I laced up my worn out running shoes. Yes, these Nikes have seen better days, but don’t mistake their condition as a sign of my avid running. I just started challenging myself to run. I popped in my ear buds and tuned in to the first chapter of “Fear is My Homeboy” by Judi Holler. First chapter title: “Love Yo’ Self.”
I headed out for what I thought was going to be a goal of one mile, but two miles later I hit cancel on my Apple Watch running app. Why? Because I couldn’t stop listening to this book.
Oh yeah, I forgot to tell you, I was also on a family vacation! Yep, you heard that right. I took a morning run, while listening to a professional development “growth” book on vacation!
And it was exactly what I needed.
Let me remind you family vacation was supposed to be in Disney this year, during a scheduled yearly closure for the organization I run. However, that all went to hell in a handbasket with Covid-19. Our Disney trip was replaced with a camping trip to Nashville Shores (which ended up being perfect). Not to mention this scheduled vacation came a week before my organization was given the green light (with many restrictions and guidelines) to reopen after a nearly four-month closure.
In just a short week, I felt tremendous professional and personal growth… during a family vacation. I want to share my vulnerability in hopes that it will provide other leaders the permission and encouragement to take what you need without guilt.
Most of my vacations are spent eating what I want, spending money freely on souvenirs that will soon be at the bottom of a drawer, while also drinking way too many White Claws. I try to escape my responsibilities, I forget my roles, and get lost in the fantasy of living carelessly. However, this vacation was different. This vacation was intentional. This vacation I had a different mindset. This vacation would change all other future vacations.
What did I do differently? What was I intentional about? What did I learn? Here are five things I did and learned that changed everything.
- 60 minutes for me. Every morning I took an hour for myself to reflect and commit to something positive for myself. In that hour I drank my coffee outside, listened to a book, wrote down important thoughts, and went on a run.
- Intentionally intentional. I made an effort to be intentional with my children. I rode water rides with them (before I would have spent time laying in the sun), and I had conversations with them. Real ones with no distractions — no cell phone. My favorite moment was holding hands with my boys while walking to and from rides.
- Schedule your work check-ins. I scheduled calls, emails, and Slack communication with staff during a certain period of time.
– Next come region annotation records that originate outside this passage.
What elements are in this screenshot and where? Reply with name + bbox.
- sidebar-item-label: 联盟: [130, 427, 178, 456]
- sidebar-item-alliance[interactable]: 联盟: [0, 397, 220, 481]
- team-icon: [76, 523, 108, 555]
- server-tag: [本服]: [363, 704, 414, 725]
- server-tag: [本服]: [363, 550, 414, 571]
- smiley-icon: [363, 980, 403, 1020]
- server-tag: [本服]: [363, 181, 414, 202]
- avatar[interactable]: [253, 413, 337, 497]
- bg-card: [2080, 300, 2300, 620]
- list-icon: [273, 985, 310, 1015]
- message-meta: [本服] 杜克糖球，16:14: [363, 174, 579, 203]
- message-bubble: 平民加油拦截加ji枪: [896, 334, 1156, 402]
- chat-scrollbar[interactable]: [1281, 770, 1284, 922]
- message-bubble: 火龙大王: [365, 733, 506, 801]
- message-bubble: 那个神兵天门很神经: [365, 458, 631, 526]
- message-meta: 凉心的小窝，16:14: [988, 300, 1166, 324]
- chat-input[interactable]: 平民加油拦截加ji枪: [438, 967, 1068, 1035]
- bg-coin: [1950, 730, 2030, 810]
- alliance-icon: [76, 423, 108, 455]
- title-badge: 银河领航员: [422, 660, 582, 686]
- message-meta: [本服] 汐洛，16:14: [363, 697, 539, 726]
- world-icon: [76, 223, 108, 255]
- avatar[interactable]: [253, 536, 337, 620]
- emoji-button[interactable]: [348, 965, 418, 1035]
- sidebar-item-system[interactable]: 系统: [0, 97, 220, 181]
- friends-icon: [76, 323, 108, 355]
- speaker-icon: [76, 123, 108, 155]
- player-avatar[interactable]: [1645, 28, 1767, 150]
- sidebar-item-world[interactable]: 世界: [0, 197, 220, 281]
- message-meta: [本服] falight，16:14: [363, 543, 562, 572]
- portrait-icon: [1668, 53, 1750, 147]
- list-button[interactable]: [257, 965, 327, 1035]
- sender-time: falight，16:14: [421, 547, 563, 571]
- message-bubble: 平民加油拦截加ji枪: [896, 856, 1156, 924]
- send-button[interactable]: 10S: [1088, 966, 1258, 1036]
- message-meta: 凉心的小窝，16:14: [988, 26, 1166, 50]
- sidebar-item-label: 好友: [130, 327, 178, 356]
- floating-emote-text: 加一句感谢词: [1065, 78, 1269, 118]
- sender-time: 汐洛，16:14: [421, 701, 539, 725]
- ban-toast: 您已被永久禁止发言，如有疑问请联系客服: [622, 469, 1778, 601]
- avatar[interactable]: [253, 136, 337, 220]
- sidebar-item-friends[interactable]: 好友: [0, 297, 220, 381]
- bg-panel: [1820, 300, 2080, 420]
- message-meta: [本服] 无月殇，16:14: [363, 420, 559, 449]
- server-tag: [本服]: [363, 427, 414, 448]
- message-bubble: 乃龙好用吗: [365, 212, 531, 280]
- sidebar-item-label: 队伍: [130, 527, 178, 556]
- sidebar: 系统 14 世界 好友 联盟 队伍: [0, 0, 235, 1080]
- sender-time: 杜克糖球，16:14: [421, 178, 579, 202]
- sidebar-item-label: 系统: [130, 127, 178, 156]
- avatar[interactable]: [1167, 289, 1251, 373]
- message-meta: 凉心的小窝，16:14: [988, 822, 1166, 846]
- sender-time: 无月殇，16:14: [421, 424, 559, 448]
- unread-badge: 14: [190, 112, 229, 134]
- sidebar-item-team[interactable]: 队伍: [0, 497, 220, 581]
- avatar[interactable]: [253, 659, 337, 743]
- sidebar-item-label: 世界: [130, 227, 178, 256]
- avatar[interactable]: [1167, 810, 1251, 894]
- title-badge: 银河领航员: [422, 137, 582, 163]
Normally if I was sitting around or found time between activities I would check my phone, scan my emails, etc. I set boundaries for myself. In doing this, I knew I could only prioritize what was important and what could wait.
- Let go of guilt. On this trip, I let go of the guilt. Guilt that I wasn’t there to help my team. Guilt that was having fun rather than working. Guilt that someone else would have to rise up in my place. Guilt that I was taking time for myself. During that morning run while listening to “Love Yo Self,” I was able to find peace. First time ever.
- Reflect. Take time to reflect the big picture and your entire journey, not just the immediate events and obstacles in your current path. I realized I don’t take time to think about the growth and lessons learned and most importantly the accomplishments over the past eight years of founding my organization, Puzzle Pieces. Instead, I am daily reflecting on how to be better or what I could have done better with each task I complete along the way.
Covid has changed so much for many businesses over the last four months and will continue in the future. Leaders have been faced with challenges they never thought possible and made decisions every day that affect not just the health of others, but their culture. It’s been damn hard. It will continue to be hard. However, after this week of taking time to reset, regroup, and reflect while listening to “Fear is my Homeboy” has been exactly what I needed. I will use the fear I have in the future to channel momentum for action and a positive mindset. Fear will become the tool I use to become better and challenge me to fail forward. As the anxiety creeps back in as uncertainties seem to pile high, I will pop in my ear buds, lace up my shoes, and change my mindset on a run to know that “I can do this.”